Por Sofia Frazoa
in REVISTA PROGREDIR | OUTUBRO 2012
(clique no link acima para ler o artigo na Revista)
Olhando para estes números e vendo as tristes notícias de mortes e violência doméstica, muitos de nós pensam que, afinal, não estão assim tão mal. Só não nos podemos esquecer que a violência não é só física e que o “vale mais só do que mal acompanhado” continua a fazer sentido quando o que está em causa é a independência do nosso SER.
1 – Amar é diferente de depender e rima com liberdade
Definir o amor é o que os poetas têm tentado fazer ao longo dos séculos e até hoje não se encontrou uma definição que agrade e sirva a todos. Sendo o amor um sentimento e, portanto, muito pessoal, só a própria pessoa consegue aferir se está a amar e o que é, para si, o amor. No entanto, se o amor é suposto trazer bem-estar, por oposição há coisas que sabemos que o amor não contempla. Uma delas é a dependência que nos anula e deixa sem rumo próprio. Amar deveria ser sinónimo de liberdade ou, pelo menos, de liberdade suficiente para podermos ser quem somos e não nos sentirmos culpado/as por isso. Pergunte-se: nesta relação, o outro respeita-me e dá-me a liberdade suficiente para ser quem sou? E eu faço o mesmo comigo e com o outro?
2 – Há mais violência além da física
“Só porque o outro não me bate, penso que não sou vítima de nenhum tipo de violência”. É um pensamento comum, mas completamente errado. Se o outro me manipula, humilha, subjuga e não me dá direito à individualidade e à independência, está a exercer violência sobre mim. Pode até oferecer presentes e mostrar arrependimento logo a seguir (muito típico na violência doméstica), mas não se controla e volta a “errar”, desculpando-se com ciúmes, impulsividade descontrolada e o grande amor que tem por mim. Pergunte-se: alguém tem o direito de me controlar e manipular, por muito amor que me tenha? Estou mesmo a amar o outro ao controlá-lo e manipulá-lo ou estou a agir por posse, medo e insegurança?
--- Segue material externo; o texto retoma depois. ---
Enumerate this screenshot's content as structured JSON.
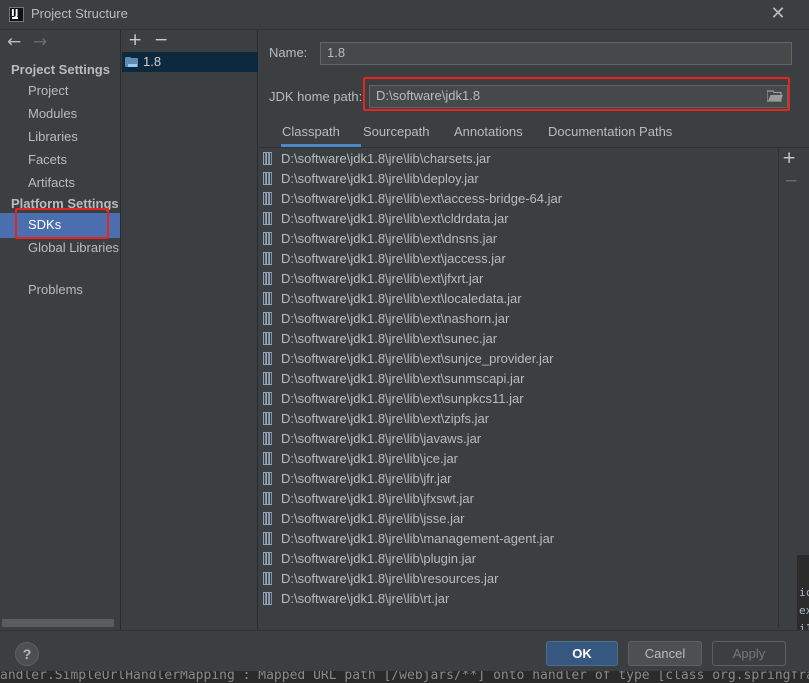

3 – Independência é sinónimo de solidão?
É muito comum confundir-se o ser independente com ser solteiro/a, estar sozinho/a (ou “encalhado/a”, como de vez em quando ainda se ouve) ou viver na solidão. Podemos estar bem sozinho/as e com a nossa independência, ainda que as relações sejam fontes importantíssimas de aprendizagem e de crescimento (cuidado para não confundir a repetição de padrões e mágoas com essa saudável aprendizagem). Podemos estar numa relação e continuarmos a ser independentes, não é necessário sermos gémeo/as ou siamese/as do/a parceiro/a. Pergunte-se: independentemente de ter ou não uma relação, consigo manter a minha independência ou sinto-me profundamente só e desorientado/a sem a presença do outro? Que experiências me levam a associar independência a solidão?
4 – Se a relação acabar, o que vai ser de mim?
Esta é uma das grandes questões que muitas das vítimas de violência doméstica se colocam. Os estudos revelam também que, a nível de trabalho e vencimentos, as mulheres têm situações mais precárias do que os homens e, por isso, mais dificuldades em manterem-se sozinhas. Não é a única razão, mas um dos motivos principais para algumas pessoas manterem relações que as fazem infelizes. Para outras pessoas, a dor emocional da perda é tão profunda que não conseguem imaginar nada mais além daquela pessoa ou relação. A autoestima é baixa e é difícil pensar que mais alguém, alguma vez, vai querer estar com elas. E reforçam-se as lembranças positivas, ignorando todas as agressões (físicas, psicológicas e verbais) e maus-tratos. Pergunte-se: quem me poderia ajudar se eu tomasse a decisão de ser independente (incluindo família, amigos, instituições)? Além dos momentos bons, que guardarei como experiência, quais foram as situações de dor por que passei que não posso admitir a esta ou a nenhuma pessoa?
Estas crenças - umas absorvidas com a educação, outras aprendidas com experiências de vida dolorosas - levam a que haja pessoas que, por muito independentes que gostassem de ser, simplesmente não conseguem. Sejam quais forem as tendências do momento (se já foi moda o casamento e agora é a união de facto; se a família tradicional deu lugar a novos modelos de família, etc, etc), o importante é cada um assumir quem é e onde está neste momento. Onde estamos agora pode significar que precisamos da nossa independência ou que, simplesmente, de momento temos de abdicar dela. Mas há sempre uma luz ao fundo do túnel.